First impressions are critical to a successful marketing effort. Your website should feel fresh and modern right off the bat.
When potential customers visit your website, what do they see?
No matter how wonderful your products and services are, if people are bored by the way your site looks, you may never get the chance to convince them. That’s why you should regularly spend time reviewing your site’s design and usability.
Key Design Trends for Cutting-Edge Websites
Here’s a list of attributes that can make the difference between an old, tired website and a trendy, engaging one.
1. Menus
In the past, visitors to a website needed to be told how to navigate to find the information they needed. For years, websites had a top menu, side menu, footer menu, or some combination of any of these three. Today, navigation guides for websites can appear anywhere. Or they can be missing entirely. Here are a few navigation trends for 2017.
- The “hamburger” symbol: People do not need as much help with website navigation as they once did. They know that three horizontal lines, with or without a label, signify navigation.
- Pictures for navigation: Instead of drowning your readers in text on the home page, use images, with or without description, on this valuable real estate. This approach allows you to both tell your story (a picture is worth a thousand words, right?) and help people navigate. The design is the navigation. Or you can use one image and have very large navigation. The home page is the navigation.
- Bottom of the screen navigation: If you do not want to abandon a navigation bar, consider putting it on the bottom of the screen. Users will find it.
- No navigation at all: People know to scroll to find what they want. Some websites have a little “Scroll” symbol to let the viewer know that is how to navigate the site.
2. Vertical Split Screens
You can use a split-screen design in several ways. Popular variations are using the screens for navigation, or having a great image on one side and smaller images of the corresponding products on the other.
3. Colors
The newest websites these days make ample use of color. They might be sepia-toned, like an old photo, or bright-toned with a 1970s look. They could incorporate only soft pastels. The primary difference from recent years is that hot website colors are no longer black, gray or white.

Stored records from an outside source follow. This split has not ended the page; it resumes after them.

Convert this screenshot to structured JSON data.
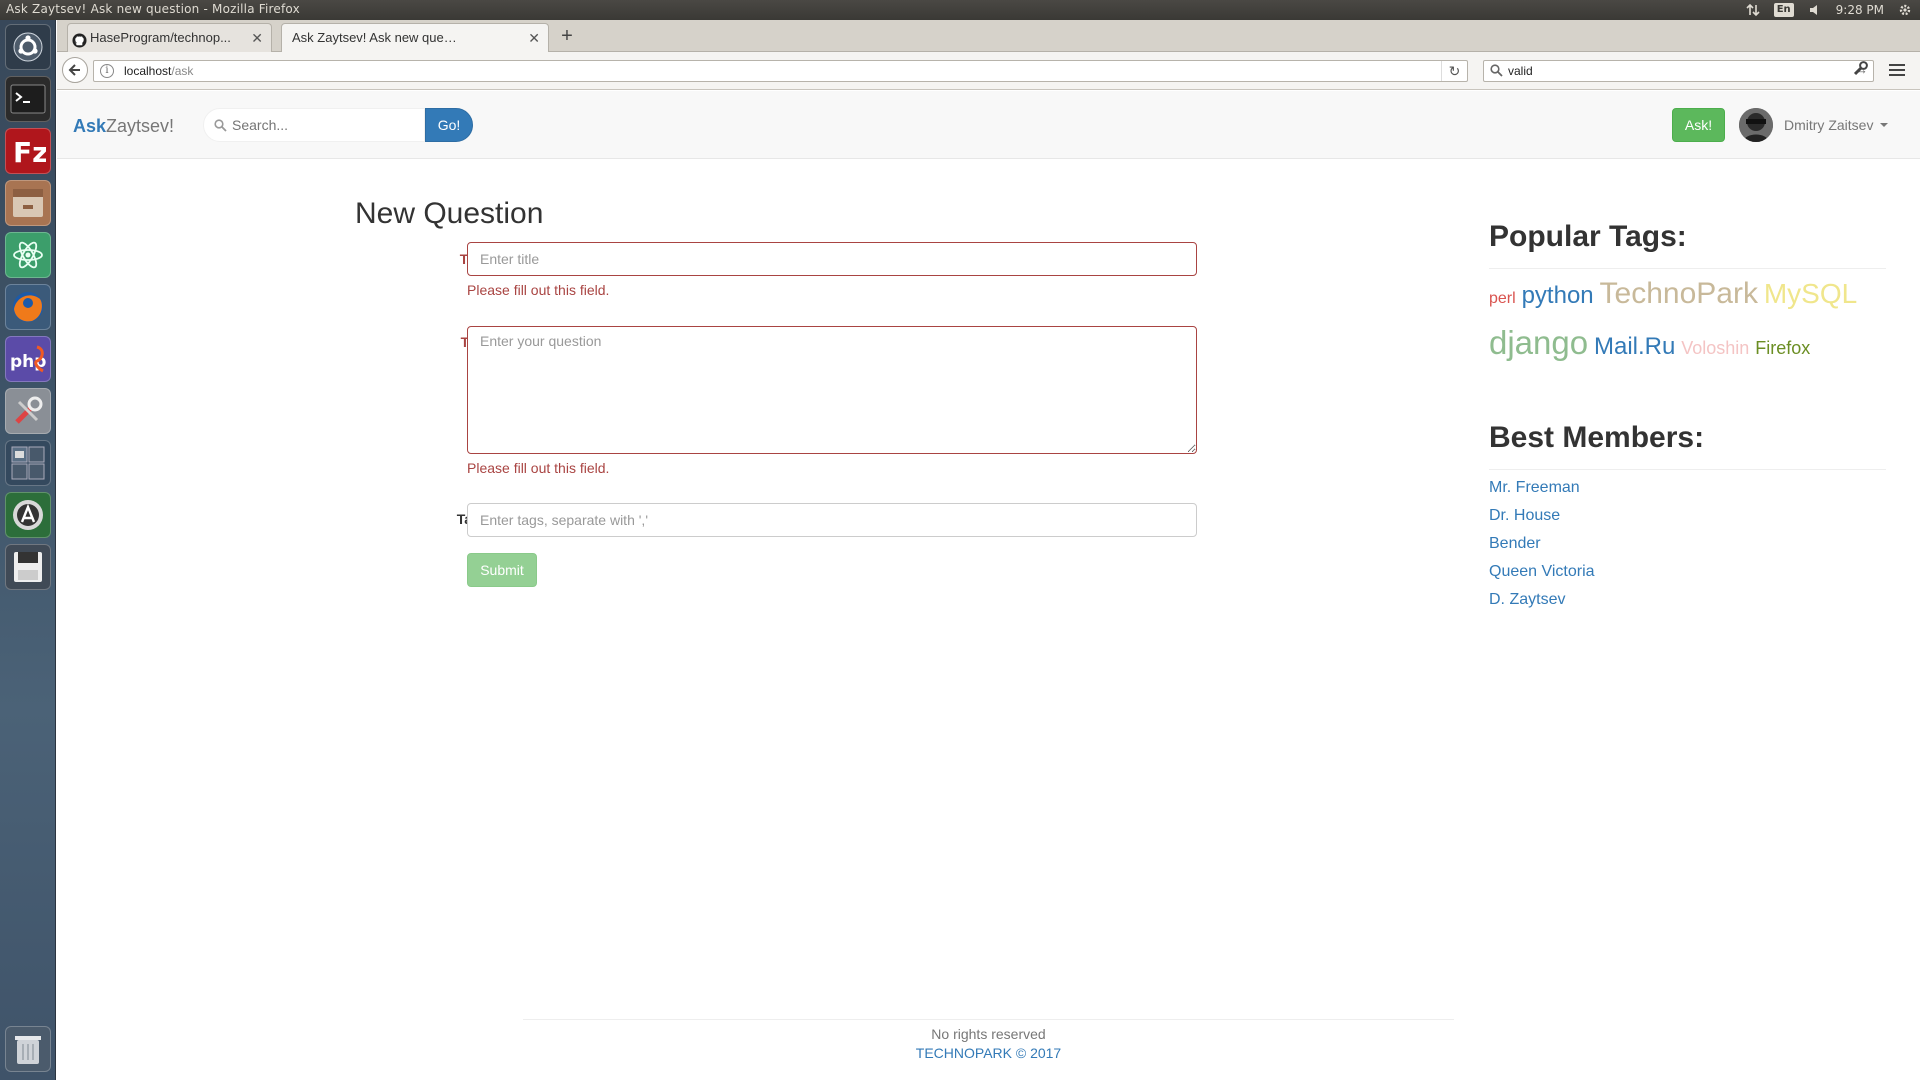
{
  "system": {
    "window_title": "Ask Zaytsev! Ask new question - Mozilla Firefox",
    "keyboard_layout": "En",
    "clock": "9:28 PM"
  },
  "launcher": {
    "items": [
      "ubuntu-dash-icon",
      "terminal-icon",
      "filezilla-icon",
      "file-manager-icon",
      "atom-icon",
      "firefox-icon",
      "phpstorm-icon",
      "system-settings-icon",
      "workspace-switcher-icon",
      "software-updater-icon",
      "drive-icon",
      "trash-icon"
    ]
  },
  "browser": {
    "tabs": [
      {
        "label": "HaseProgram/technop...",
        "icon": "github-icon",
        "active": false
      },
      {
        "label": "Ask Zaytsev! Ask new quest...",
        "icon": "",
        "active": true
      }
    ],
    "url_host": "localhost",
    "url_path": "/ask",
    "search_value": "valid"
  },
  "site": {
    "brand_bold": "Ask",
    "brand_rest": "Zaytsev!",
    "search_placeholder": "Search...",
    "go_label": "Go!",
    "ask_label": "Ask!",
    "user_name": "Dmitry Zaitsev"
  },
  "form": {
    "title": "New Question",
    "title_label": "Title:",
    "title_placeholder": "Enter title",
    "title_error": "Please fill out this field.",
    "text_label": "Text:",
    "text_placeholder": "Enter your question",
    "text_error": "Please fill out this field.",
    "tags_label": "Tags:",
    "tags_placeholder": "Enter tags, separate with ','",
    "submit_label": "Submit"
  },
  "sidebar": {
    "tags_title": "Popular Tags:",
    "tags": [
      {
        "name": "perl",
        "color": "#d9534f"
      },
      {
        "name": "python",
        "color": "#337ab7"
      },
      {
        "name": "TechnoPark",
        "color": "#c8b99a"
      },
      {
        "name": "MySQL",
        "color": "#f0e68c"
      },
      {
        "name": "django",
        "color": "#8fbc8f"
      },
      {
        "name": "Mail.Ru",
        "color": "#337ab7"
      },
      {
        "name": "Voloshin",
        "color": "#f4c4c4"
      },
      {
        "name": "Firefox",
        "color": "#6b8e23"
      }
    ],
    "members_title": "Best Members:",
    "members": [
      "Mr. Freeman",
      "Dr. House",
      "Bender",
      "Queen Victoria",
      "D. Zaytsev"
    ]
  },
  "footer": {
    "line1": "No rights reserved",
    "line2": "TECHNOPARK ©  2017"
  }
}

Rather the color of the website reflects more closely the products and services offered by the business.
4. No Scrollbar
Instead of the browser scrollbar, some websites put the scrolling function inside the website itself. This can result in a user experience that is more like that on a mobile device.
5. Out-of-the-Frame Images
Images no longer need to be square, rectangular or round. Rather, they can be the shape of the object itself with no context and no frame. Whether you are selling books, food, tools or a service, the images you use to tell people about the business can be independent, dropped into a digital landscape.
Custom Website Design Is Not for the DIY-er
Implementing design trends like these is not for most do-it-yourselfers. Fortunately, consultants and web designers can help you, giving your website a makeover and creating a fresh and inviting impression of your business.